Job responsibilities:
- Collaborate with product and engineering teams to deliver robust cloud-based solutions that drive enhanced customer experiences.
- Own end-to-end platform issues, problem management & help provide solutions to platform production issues on the AWS Cloud & ensure the applications are available as expected.
- Guide various product teams on the standards and best practices related to the Public Cloud process and help them mitigate issues in production cloud with minimal downtime.
- Lead a team to Develop, enhance, and maintain established standards and best practices, Drive, self-service, and deliver on a strategy to operate on a build broad use of Amazon's utility computing web services (e.g., AWS EC2, AWS S3, AWS RDS, AWS CloudFront, AWS EFS, CloudWatch, EKS)
- Analyze upcoming platform level changes into production ensure communication of relevant impact.
- Identify opportunities to improve resiliency, availability, secure, high performing platforms in Public Cloud using JPMC best practices. Improve reliability, quality, and reduce to time to resolve issues in production incidents on software applications in prod.
- Implement continuous process improvement, including but not limited to policy, procedures, and production monitoring and reduce time to resolve. Identify, coordinate, and implement initiatives/projects and activities that create efficiencies and optimize technical processing.
- Measure and optimize system performance, with an eye toward pushing our capabilities forward, getting ahead of customer needs, and innovating to continually improve.

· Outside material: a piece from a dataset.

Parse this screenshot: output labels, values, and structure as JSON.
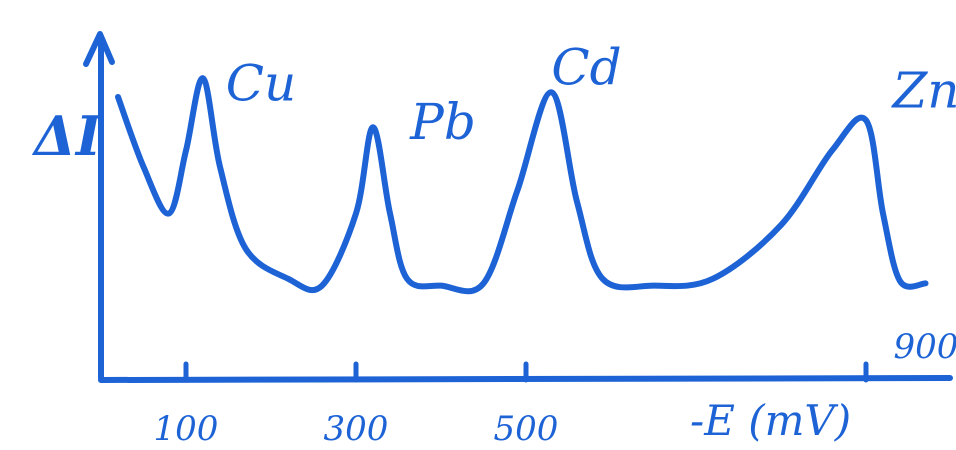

- Provide primary operational support and engineering for the public cloud platform. Show leadership for any production issue and manage all the corresponding team in working towards fix and also should ensure minimal customer impact.
- Debug and optimize systems and automate routine tasks. Collaborate with a cross-functional team to identify potential risks in production and opportunities to improve user experiences at every interaction. Drive work streams to ensure Applications meet strict operational readiness for Public Cloud On-boarding. Evaluate production readiness through game days, resiliency tests and chaos engineering exercises.

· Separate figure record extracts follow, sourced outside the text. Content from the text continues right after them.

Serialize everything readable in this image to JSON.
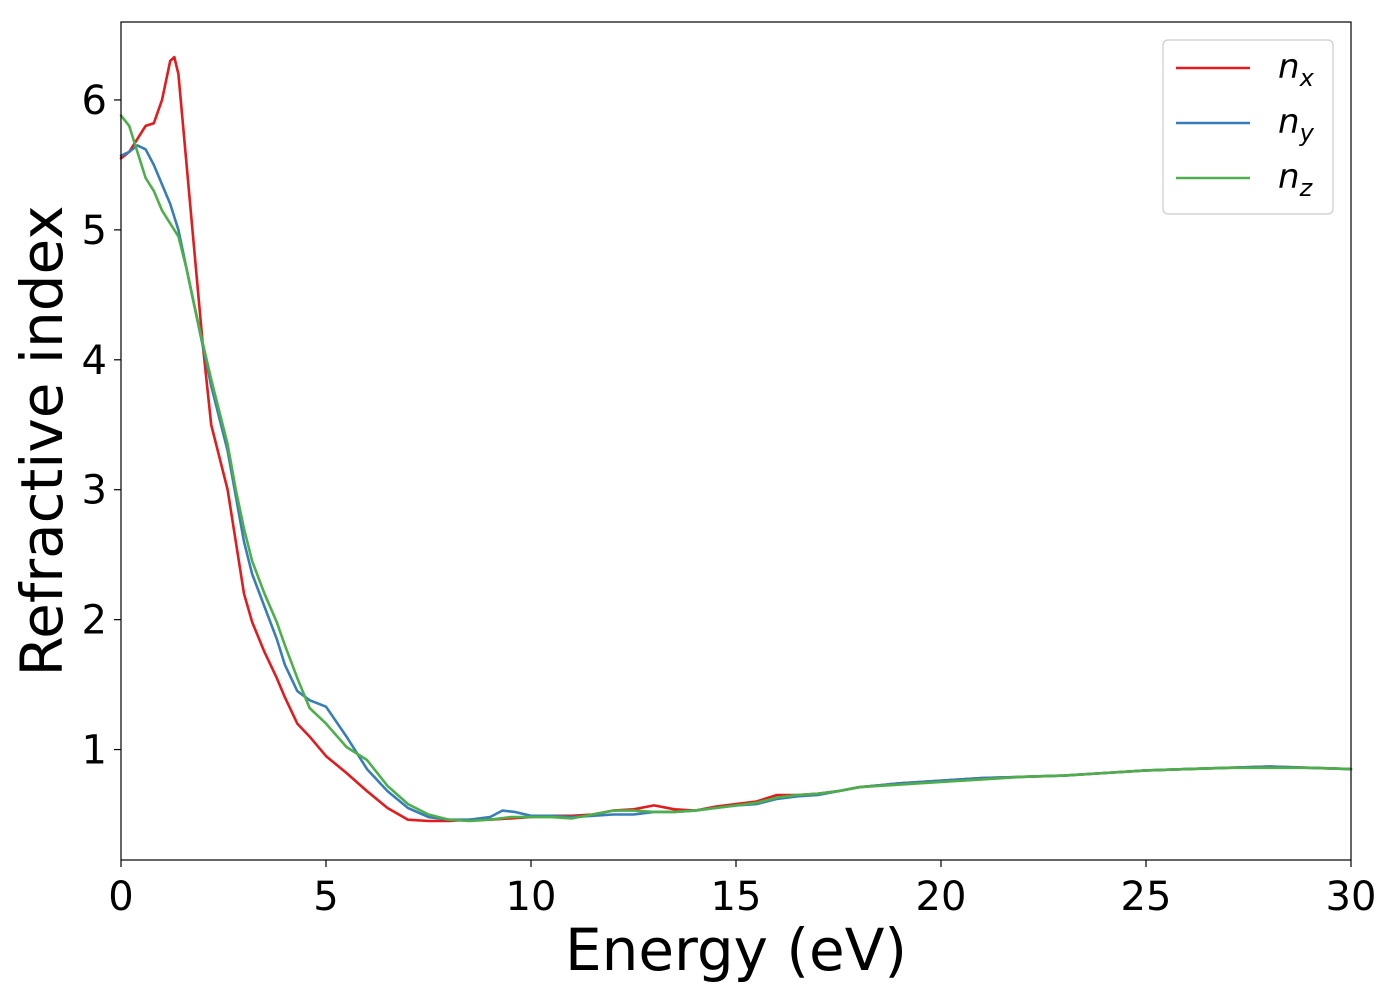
{
  "chart_data": {
    "type": "line",
    "title": "",
    "xlabel": "Energy (eV)",
    "ylabel": "Refractive index",
    "xlim": [
      0,
      30
    ],
    "ylim": [
      0.15,
      6.6
    ],
    "xticks": [
      0,
      5,
      10,
      15,
      20,
      25,
      30
    ],
    "xtick_labels": [
      "0",
      "5",
      "10",
      "15",
      "20",
      "25",
      "30"
    ],
    "yticks": [
      1,
      2,
      3,
      4,
      5,
      6
    ],
    "ytick_labels": [
      "1",
      "2",
      "3",
      "4",
      "5",
      "6"
    ],
    "grid": false,
    "legend_position": "top-right",
    "series": [
      {
        "name": "n",
        "subscript": "x",
        "color": "#e41a1c",
        "x": [
          0,
          0.2,
          0.4,
          0.6,
          0.8,
          1.0,
          1.2,
          1.3,
          1.4,
          1.6,
          1.8,
          2.0,
          2.2,
          2.4,
          2.6,
          2.8,
          3.0,
          3.2,
          3.5,
          3.8,
          4.0,
          4.3,
          4.6,
          5.0,
          5.5,
          6.0,
          6.5,
          7.0,
          7.5,
          8.0,
          8.5,
          9.0,
          9.5,
          10.0,
          10.5,
          11.0,
          11.5,
          12.0,
          12.5,
          13.0,
          13.5,
          14.0,
          14.5,
          15.0,
          15.5,
          16.0,
          16.5,
          17.0,
          17.5,
          18.0,
          19.0,
          20.0,
          21.0,
          22.0,
          23.0,
          24.0,
          25.0,
          26.0,
          27.0,
          28.0,
          29.0,
          30.0
        ],
        "y": [
          5.55,
          5.6,
          5.7,
          5.8,
          5.82,
          6.0,
          6.3,
          6.33,
          6.2,
          5.5,
          4.8,
          4.1,
          3.5,
          3.25,
          3.0,
          2.6,
          2.2,
          1.98,
          1.75,
          1.55,
          1.4,
          1.2,
          1.1,
          0.95,
          0.82,
          0.68,
          0.55,
          0.46,
          0.45,
          0.45,
          0.46,
          0.46,
          0.47,
          0.48,
          0.49,
          0.49,
          0.5,
          0.53,
          0.54,
          0.57,
          0.54,
          0.53,
          0.56,
          0.58,
          0.6,
          0.65,
          0.65,
          0.66,
          0.68,
          0.71,
          0.74,
          0.76,
          0.78,
          0.79,
          0.8,
          0.82,
          0.84,
          0.85,
          0.86,
          0.87,
          0.86,
          0.85
        ]
      },
      {
        "name": "n",
        "subscript": "y",
        "color": "#377eb8",
        "x": [
          0,
          0.2,
          0.4,
          0.6,
          0.8,
          1.0,
          1.2,
          1.4,
          1.6,
          1.8,
          2.0,
          2.2,
          2.4,
          2.6,
          2.8,
          3.0,
          3.2,
          3.5,
          3.8,
          4.0,
          4.3,
          4.6,
          5.0,
          5.5,
          6.0,
          6.5,
          7.0,
          7.5,
          8.0,
          8.5,
          9.0,
          9.3,
          9.6,
          10.0,
          10.5,
          11.0,
          11.5,
          12.0,
          12.5,
          13.0,
          13.5,
          14.0,
          14.5,
          15.0,
          15.5,
          16.0,
          16.5,
          17.0,
          17.5,
          18.0,
          19.0,
          20.0,
          21.0,
          22.0,
          23.0,
          24.0,
          25.0,
          26.0,
          27.0,
          28.0,
          29.0,
          30.0
        ],
        "y": [
          5.57,
          5.6,
          5.65,
          5.62,
          5.5,
          5.35,
          5.2,
          5.0,
          4.7,
          4.4,
          4.1,
          3.8,
          3.55,
          3.3,
          2.95,
          2.6,
          2.35,
          2.1,
          1.85,
          1.65,
          1.45,
          1.38,
          1.33,
          1.1,
          0.85,
          0.68,
          0.55,
          0.48,
          0.46,
          0.46,
          0.48,
          0.53,
          0.52,
          0.49,
          0.49,
          0.48,
          0.49,
          0.5,
          0.5,
          0.52,
          0.52,
          0.53,
          0.55,
          0.57,
          0.58,
          0.62,
          0.64,
          0.65,
          0.68,
          0.71,
          0.74,
          0.76,
          0.78,
          0.79,
          0.8,
          0.82,
          0.84,
          0.85,
          0.86,
          0.87,
          0.86,
          0.85
        ]
      },
      {
        "name": "n",
        "subscript": "z",
        "color": "#4daf4a",
        "x": [
          0,
          0.2,
          0.4,
          0.6,
          0.8,
          1.0,
          1.2,
          1.4,
          1.6,
          1.8,
          2.0,
          2.2,
          2.4,
          2.6,
          2.8,
          3.0,
          3.2,
          3.5,
          3.8,
          4.0,
          4.3,
          4.6,
          5.0,
          5.5,
          6.0,
          6.5,
          7.0,
          7.5,
          8.0,
          8.5,
          9.0,
          9.5,
          10.0,
          10.5,
          11.0,
          11.5,
          12.0,
          12.5,
          13.0,
          13.5,
          14.0,
          14.5,
          15.0,
          15.5,
          16.0,
          16.5,
          17.0,
          17.5,
          18.0,
          19.0,
          20.0,
          21.0,
          22.0,
          23.0,
          24.0,
          25.0,
          26.0,
          27.0,
          28.0,
          29.0,
          30.0
        ],
        "y": [
          5.88,
          5.8,
          5.6,
          5.4,
          5.3,
          5.15,
          5.05,
          4.95,
          4.7,
          4.4,
          4.12,
          3.85,
          3.6,
          3.35,
          3.0,
          2.7,
          2.45,
          2.2,
          1.98,
          1.8,
          1.55,
          1.32,
          1.2,
          1.02,
          0.92,
          0.72,
          0.58,
          0.5,
          0.46,
          0.45,
          0.46,
          0.48,
          0.48,
          0.48,
          0.47,
          0.5,
          0.53,
          0.53,
          0.52,
          0.52,
          0.53,
          0.55,
          0.57,
          0.59,
          0.63,
          0.65,
          0.66,
          0.68,
          0.71,
          0.73,
          0.75,
          0.77,
          0.79,
          0.8,
          0.82,
          0.84,
          0.85,
          0.86,
          0.86,
          0.86,
          0.85
        ]
      }
    ]
  }
}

- Utilize programming languages like Java, Python, SQL, Node, Go, and Scala, Open Source RDBMS and NoSQL databases, Container Orchestration services including Docker and Kubernetes, and a variety of AWS tools and services
Required qualifications, capabilities, and skills
- Formal training or certification in software engineering concepts and 10+ years applied experience. In addition, 5+ years of experience in building or supporting environments on AWS using Terraform, which includes working with services like EC2, ELB, RDS, and S3
- Strong understanding of business technology drivers and their impact on architecture design, performance and monitoring, best practices. Dynamic individual with excellent communication skills, who can adapt verbiage and style to the audience at hand and deliver critical information in a clear and concise message.
- Strong analytical thinker, with business acumen and the ability to assimilate information quickly, with a solution-based focus on incident and problem management.
- Expertise using DevOps tools in a cloud environment, such as Ansible, Artifactory, Docker, GitHub, Jenkins. Expertise using monitoring solutions like CloudWatch, Prometheus, Datadog. Experience/Knowledge of writing Infrastructure-as-Code (IaC), using tools like CloudFormation or Terraform
- Experience with one or more public cloud platforms like AWS, GCP, Azure . Experience with one or more automation tools like Terraform, Puppet, Ansible
- Experience with high volume, mission critical applications and their interdependencies with other applications and databases
- Ability to leverage Splunk and Dynatrace to identify and troubleshoot issues. Experience of ITIL process such as incident, problem, and life cycle management. Experience with high volume, mission critical applications, and building upon messaging and or event-driven architectures.
- Knowledge of container platforms such as Docker and Kubernetes. Strong understanding of architecture, design, and business processes. Keen understanding of financial and budget management, control and optimization of Public Cloud expenses
- Experience in working in in large, collaborative teams to achieve organizational goals. Passionate about building an innovative culture.
- Experience with production/non-production support of highly available applications. Experience with system performance monitoring and operational capacity management
- Strong communication and collaboration skills
Preferred qualifications, capabilities and skills
- Bachelor’s degree in computer science or other technical, scientific discipline
- A proactive approach to spotting problems, areas for improvement, and performance bottlenecks
- AWS Certification.
- SRE mindset Culture/Approaches: To run better production systems by creating engineering solutions to operational problems.
- Ability to program (structured and OO) with one or more high level languages, such as Python, Java, C/C++, Ruby, and JavaScript
- Ansible and other dev ops tools is added advantage.